Porre un freno all’illegalità ambientale è possibile, ma richiede gli strumenti adeguati. Da oggi in aiuto arriva Civic, il progetto del Corpo Forestale dello Stato, cofinanziato dal Programma “Prevention and Fight against Crime” dell’Unione Europea, al quale partecipano anche Legambiente Onlus e l’Agenzia delle Dogane e dei Monopoli.

È stato presentato presso il Ministero per le politiche agricole e forestali e si propone di analizzare le filiere dei rifiuti, dell’agroalimentare e del commercio illegale delle specie in via d’estinzione, ovvero quelle più esposte al rischio di illegalità. Rossella Muroni, direttrice generale di Legambiente ha fatto presente che:

Sono 29.274 le infrazioni ambientali accertate dalle Forze dell’ordine nel 2013, più di 80 al giorno.

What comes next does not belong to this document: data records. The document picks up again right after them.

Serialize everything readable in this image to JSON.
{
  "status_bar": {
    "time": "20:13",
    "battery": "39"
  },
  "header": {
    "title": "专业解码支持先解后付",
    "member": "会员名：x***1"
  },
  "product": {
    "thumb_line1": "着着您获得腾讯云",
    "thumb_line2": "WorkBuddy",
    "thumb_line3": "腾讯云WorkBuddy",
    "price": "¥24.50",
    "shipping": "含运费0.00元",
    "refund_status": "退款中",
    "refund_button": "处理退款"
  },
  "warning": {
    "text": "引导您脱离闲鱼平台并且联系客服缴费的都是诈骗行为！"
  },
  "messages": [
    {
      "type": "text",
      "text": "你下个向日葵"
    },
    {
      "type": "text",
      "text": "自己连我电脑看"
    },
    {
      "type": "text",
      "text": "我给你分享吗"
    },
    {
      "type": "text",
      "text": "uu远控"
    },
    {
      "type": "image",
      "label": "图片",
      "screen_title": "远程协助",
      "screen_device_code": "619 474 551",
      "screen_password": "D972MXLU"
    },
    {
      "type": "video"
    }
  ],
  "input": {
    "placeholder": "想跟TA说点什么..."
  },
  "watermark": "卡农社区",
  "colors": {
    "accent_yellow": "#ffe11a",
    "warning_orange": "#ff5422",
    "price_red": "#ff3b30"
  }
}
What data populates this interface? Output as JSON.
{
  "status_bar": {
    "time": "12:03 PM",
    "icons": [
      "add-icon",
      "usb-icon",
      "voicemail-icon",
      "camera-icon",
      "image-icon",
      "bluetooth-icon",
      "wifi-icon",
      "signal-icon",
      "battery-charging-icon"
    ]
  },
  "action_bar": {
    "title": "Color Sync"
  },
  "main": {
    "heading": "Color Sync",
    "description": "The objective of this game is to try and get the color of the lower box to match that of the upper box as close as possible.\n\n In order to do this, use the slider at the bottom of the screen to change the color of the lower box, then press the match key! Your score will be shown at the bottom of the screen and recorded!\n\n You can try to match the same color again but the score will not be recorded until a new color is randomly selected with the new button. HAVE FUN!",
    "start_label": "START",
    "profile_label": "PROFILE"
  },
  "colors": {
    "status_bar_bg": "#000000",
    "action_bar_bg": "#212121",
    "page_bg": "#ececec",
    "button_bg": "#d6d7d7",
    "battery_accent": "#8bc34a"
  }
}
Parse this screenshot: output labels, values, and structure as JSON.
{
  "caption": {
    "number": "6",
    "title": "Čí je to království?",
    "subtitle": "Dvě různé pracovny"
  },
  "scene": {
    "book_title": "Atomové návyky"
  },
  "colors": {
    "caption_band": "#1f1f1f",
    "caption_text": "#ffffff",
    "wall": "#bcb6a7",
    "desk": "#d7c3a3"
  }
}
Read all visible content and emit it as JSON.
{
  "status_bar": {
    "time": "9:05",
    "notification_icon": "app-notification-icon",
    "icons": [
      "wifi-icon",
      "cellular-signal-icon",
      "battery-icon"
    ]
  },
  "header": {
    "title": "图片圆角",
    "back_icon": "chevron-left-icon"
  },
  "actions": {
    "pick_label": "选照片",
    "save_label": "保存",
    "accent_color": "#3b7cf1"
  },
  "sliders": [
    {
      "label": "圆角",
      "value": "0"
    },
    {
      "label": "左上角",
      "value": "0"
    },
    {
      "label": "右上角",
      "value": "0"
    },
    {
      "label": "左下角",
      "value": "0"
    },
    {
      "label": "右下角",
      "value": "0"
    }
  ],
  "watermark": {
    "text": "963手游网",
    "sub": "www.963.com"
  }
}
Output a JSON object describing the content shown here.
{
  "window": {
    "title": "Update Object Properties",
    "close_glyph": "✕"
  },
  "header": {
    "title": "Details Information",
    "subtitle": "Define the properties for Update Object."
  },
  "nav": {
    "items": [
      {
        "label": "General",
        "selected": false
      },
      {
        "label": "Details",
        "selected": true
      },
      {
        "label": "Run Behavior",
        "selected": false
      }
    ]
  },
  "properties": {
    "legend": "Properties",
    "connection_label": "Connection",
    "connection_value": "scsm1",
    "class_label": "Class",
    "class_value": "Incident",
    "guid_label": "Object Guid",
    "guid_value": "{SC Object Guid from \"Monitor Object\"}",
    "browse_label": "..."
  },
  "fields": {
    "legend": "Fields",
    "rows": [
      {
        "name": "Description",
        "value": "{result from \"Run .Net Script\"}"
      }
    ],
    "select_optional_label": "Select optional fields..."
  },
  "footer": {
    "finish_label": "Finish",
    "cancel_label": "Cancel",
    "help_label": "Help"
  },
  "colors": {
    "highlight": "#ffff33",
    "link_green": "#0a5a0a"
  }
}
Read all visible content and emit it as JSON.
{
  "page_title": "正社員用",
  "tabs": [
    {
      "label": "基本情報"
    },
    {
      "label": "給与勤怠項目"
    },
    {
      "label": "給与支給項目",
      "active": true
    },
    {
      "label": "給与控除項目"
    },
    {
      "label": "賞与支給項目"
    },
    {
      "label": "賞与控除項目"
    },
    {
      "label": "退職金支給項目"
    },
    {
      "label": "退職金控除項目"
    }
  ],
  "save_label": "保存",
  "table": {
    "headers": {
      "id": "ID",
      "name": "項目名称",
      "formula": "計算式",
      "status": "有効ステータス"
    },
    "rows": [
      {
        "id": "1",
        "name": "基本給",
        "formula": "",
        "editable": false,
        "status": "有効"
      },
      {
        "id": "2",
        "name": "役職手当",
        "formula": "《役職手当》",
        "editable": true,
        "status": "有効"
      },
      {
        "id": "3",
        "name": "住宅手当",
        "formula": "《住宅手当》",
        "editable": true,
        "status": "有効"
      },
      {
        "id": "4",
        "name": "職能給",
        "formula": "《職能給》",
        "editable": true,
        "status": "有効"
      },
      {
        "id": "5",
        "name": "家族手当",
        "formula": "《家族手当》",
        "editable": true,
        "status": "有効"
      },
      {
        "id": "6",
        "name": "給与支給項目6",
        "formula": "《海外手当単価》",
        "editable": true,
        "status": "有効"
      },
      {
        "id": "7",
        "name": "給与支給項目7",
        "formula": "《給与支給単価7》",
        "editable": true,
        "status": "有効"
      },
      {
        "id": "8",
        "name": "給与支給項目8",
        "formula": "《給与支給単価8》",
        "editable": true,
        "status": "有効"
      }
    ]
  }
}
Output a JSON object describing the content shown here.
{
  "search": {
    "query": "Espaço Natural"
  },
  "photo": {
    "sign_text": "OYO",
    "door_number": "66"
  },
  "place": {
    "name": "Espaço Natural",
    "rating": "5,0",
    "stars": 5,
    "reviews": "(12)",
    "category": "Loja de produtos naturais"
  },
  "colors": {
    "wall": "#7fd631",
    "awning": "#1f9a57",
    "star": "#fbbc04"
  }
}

Il 25% delle quali nel settore agroalimentare: 9.540 reati, raddoppiati rispetto al 2012. Mentre un +6,6% viene segnato per reati contro la fauna (commercio illegale di specie protette, abigeato, bracconaggio, allevamenti illegali, pesca di frodo, maltrattamenti e combattimenti clandestini). Stesse preoccupazioni per quanto riguarda il ciclo dei rifiuti, con una crescita del 14,3% di reati rispetto al 2012:

Numeri altissimi, che evidenziano la necessità di un progetto mirato all’analisi precisa e puntuale del fenomeno per giungere alle soluzioni più idonee per le filiere interessate.

L’obiettivo di questo gruppo di lavoro è quello di porre l’attenzione su queste filiere, realizzando un’indagine, anche tramite questionari e interviste, per raccogliere elementi utili a individuare i punti deboli, in modo da trovare gli strumenti e le pratiche che possano bloccare i misfatti di agromafie ed ecomafie e realizzare una vera e propria guida da utilizzare anche a livello europeo. Tutto questo anche grazie alle buone pratiche e alla partecipazione non solo delle parti interessate, ma anche della cittadinanza tutta.

Una parte consistente avrà poi l’attività di formazione diretta alle forze di Polizia, alla Pubblica Amministrazione e a tutti gli Enti coinvolti.

Una presa di posizione decisa nei confronti della criminalità di settori vitali per la nostra economia, fondamentali per la tutela dell’ambiente e della nostra salute. Di filiere, come commenta Muroni:

Che hanno trovato nella corruzione il collante ideale per pratiche illegali di ogni genere e che, fino a oggi, non hanno trovato nel sistema normativo un valido strumento di repressione. Cogliamo quindi anche questa occasione per chiedere al Senato la rapida approvazione, seppure con alcune migliorie proposte, della legge che inserisce i reati ambientali nel codice penale (Dl 1345).

Una riforma non più procrastinabile, passaggio inevitabile per affrontare con rinnovato vigore gli ecocriminali, tutelare l’economia sana e sostenibile e difendere gli ecosistemi da una aggressione continua. Non c’è più tempo: i senatori facciano la loro parte nell’interesse dell’intero Paese.